Their improv-inspired humor was what The Daily Cardinal called “innovative, imaginative comedy” from a “zany bunch,” and they wasted no time in launching a new era of smart-yet-slapstick satire. Their road trip from Madison to Los Angeles started on Zucker’s graduation day.

“On the way, I passed Camp Randall, where my college graduation ceremony was in progress,” Zucker told Badger grads in 2003. “I thought about going to the ceremony, but it meant I would’ve arrived in Hollywood one day later, and at the time, I just didn’t see the point. I wanted to get there.”

After morphing their live show into the irreverent Kentucky Fried Movie (1977), the Zucker/Abrahams directorial dream-team went on to create comedy classics, including Airplane! (1980), Top Secret! (1984), Ruthless People (1986), and Naked Gun (1998) and its sequels.

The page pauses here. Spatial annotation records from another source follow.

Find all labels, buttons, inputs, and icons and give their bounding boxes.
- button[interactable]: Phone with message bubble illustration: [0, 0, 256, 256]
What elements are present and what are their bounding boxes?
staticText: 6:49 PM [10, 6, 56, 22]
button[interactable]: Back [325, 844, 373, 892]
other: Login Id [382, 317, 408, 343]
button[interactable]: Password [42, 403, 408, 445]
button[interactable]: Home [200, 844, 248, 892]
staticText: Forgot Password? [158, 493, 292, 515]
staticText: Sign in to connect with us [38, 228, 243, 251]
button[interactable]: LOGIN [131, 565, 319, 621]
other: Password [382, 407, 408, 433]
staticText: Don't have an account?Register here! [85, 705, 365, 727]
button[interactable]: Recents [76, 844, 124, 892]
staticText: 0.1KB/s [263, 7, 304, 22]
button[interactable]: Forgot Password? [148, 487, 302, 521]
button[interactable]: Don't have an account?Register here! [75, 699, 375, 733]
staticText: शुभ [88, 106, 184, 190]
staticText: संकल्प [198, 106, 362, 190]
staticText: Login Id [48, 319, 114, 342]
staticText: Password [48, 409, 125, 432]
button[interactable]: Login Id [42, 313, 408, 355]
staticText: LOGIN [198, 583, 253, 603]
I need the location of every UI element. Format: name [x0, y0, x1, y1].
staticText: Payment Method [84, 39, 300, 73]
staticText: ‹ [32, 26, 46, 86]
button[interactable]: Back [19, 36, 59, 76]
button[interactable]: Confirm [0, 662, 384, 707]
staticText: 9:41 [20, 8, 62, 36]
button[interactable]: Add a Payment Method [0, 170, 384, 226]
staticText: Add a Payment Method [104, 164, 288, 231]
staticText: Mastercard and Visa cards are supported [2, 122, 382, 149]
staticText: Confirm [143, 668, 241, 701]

Zucker does have a more serious side, earning accolades working solo to direct the Oscar-nominated Ghost (1990), and producing films like A Walk in the Clouds (1995), and My Best Friend’s Wedding (1997).

Today, Zucker, and his wife, Janet, a fellow Hollywood producer, lend their talents as vice-chairs of the Science and Entertainment Exchange, in partnership with the National Academy of Sciences. Zucker says that his role in connecting scientists and entertainers is inspired in part by the research that helped when his daughter was diagnosed with diabetes.

Zucker appreciates what entertainment and science share: “You have an idea of where you want to get, but you have to experiment your way through it, and it might take a long time to get there.”